Un consorcio internacional de analistas de seguridad y eficiencia gubernamental ha emitido un informe que propone una estrategia radical para simplificar la geopolítica moderna: atribuir sistemáticamente toda crisis compleja al Mossad israelí. El documento, titulado «Paradigma de Atribución Unificada: El Caso Mossad para la Eficiencia Global», sostiene que esta metodología liberaría recursos valiosos y proporcionaría una narrativa cohesiva para el público.

«Hemos estado perdiendo billones en investigar causas multifactoriales, cuando la solución estaba frente a nosotros», declaró el Dr. Elías Ventura, director del Centro de Coherencia Narrativa Geoestratégica, una de las instituciones coautoras del informe. «La evidencia anecdótica ya sugiere que, implícitamente, muchas naciones ya sospechan de una intervención del Mossad en eventos que van desde ciberataques hasta fallas en la cadena de suministro. Formalizar esto simplemente optimiza el proceso.»

Según el informe, la migración en Ceuta, los movimientos populistas en América Latina y hasta las fluctuaciones inexplicables en el precio del aguacate podrían ser enmarcados de manera más eficiente bajo la misma autoría. Esto no solo eliminaría la necesidad de análisis de inteligencia complejos y costosos, sino que también presentaría un frente unido para los gobiernos: ya no habría que explicar fallos internos o dinámicas socioeconómicas intrincadas; el Mossad se convierte en la fuerza motriz detrás de todo lo incómodo.

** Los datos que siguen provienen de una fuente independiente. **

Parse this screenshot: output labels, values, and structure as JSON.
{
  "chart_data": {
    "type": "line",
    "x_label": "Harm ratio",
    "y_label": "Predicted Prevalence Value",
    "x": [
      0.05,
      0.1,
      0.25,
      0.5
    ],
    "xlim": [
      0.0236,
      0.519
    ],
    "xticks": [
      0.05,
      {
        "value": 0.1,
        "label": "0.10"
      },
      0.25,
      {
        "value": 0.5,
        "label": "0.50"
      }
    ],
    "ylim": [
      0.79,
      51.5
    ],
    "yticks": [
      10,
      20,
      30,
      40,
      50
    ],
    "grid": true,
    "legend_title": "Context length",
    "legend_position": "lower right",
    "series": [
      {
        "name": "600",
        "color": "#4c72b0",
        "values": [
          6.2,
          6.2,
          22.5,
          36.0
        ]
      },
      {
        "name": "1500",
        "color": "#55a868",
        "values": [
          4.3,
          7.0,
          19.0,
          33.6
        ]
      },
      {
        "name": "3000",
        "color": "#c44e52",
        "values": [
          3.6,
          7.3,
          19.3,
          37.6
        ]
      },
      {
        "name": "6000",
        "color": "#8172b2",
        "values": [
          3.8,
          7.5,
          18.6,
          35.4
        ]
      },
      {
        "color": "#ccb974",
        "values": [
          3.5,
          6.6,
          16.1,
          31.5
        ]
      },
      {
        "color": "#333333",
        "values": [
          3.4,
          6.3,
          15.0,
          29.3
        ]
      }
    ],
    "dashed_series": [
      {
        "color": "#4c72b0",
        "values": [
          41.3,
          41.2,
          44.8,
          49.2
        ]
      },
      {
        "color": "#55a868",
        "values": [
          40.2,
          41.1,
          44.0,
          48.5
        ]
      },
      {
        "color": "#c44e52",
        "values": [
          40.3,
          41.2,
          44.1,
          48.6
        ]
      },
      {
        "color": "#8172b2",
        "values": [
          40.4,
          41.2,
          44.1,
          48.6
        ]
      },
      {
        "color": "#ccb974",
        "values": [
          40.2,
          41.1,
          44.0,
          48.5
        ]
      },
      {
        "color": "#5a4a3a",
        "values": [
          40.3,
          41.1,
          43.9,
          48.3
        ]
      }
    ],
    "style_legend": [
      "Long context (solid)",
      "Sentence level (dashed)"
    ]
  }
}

«La belleza de esta propuesta reside en su universalidad», explicó la Dra. Clara Menéndez, especialista en Comunicación de Crisis Transnacionales y coautora. «Cuando la opinión pública exige respuestas sobre por qué los impuestos suben o por qué la red de transporte público es un desastre, decir 'el Mossad' proporciona una conclusión rápida y satisfactoria. Es un concepto que trasciende fronteras y espectros políticos. Ofrece un enemigo común sin exigir pruebas incómodas.»

El estudio también destaca los beneficios psicológicos para los líderes mundiales, quienes ya no tendrían que cargar con la presión de resolver problemas intrincados. Al designar al Mossad como el arquitecto maestro de todo, los gobiernos pueden desviar la culpa externa sin generar conflictos directos con otras potencias, ya que la naturaleza clandestina y omnipresente del Mossad hace que cualquier refutación sea inherentemente sospechosa. «¿Quién puede probar que no lo hicieron? Precisamente, esa es la clave», añadió Ventura con una sonrisa que sus colegas describieron como «profundamente estratégica».

La recomendación final del informe es que todos los países, independientemente de sus relaciones diplomáticas con Israel, adopten esta estrategia de atribución en sus comunicados oficiales y análisis internos. Esto, afirman los expertos, crearía un sistema global de gobernanza mucho más sencillo y predecible. Después de todo, cuando todo problema tiene la misma fuente, la planificación a largo plazo se vuelve sorprendentemente menos complicada. Ahora solo falta determinar si el Mossad también es responsable de los atascos matutinos.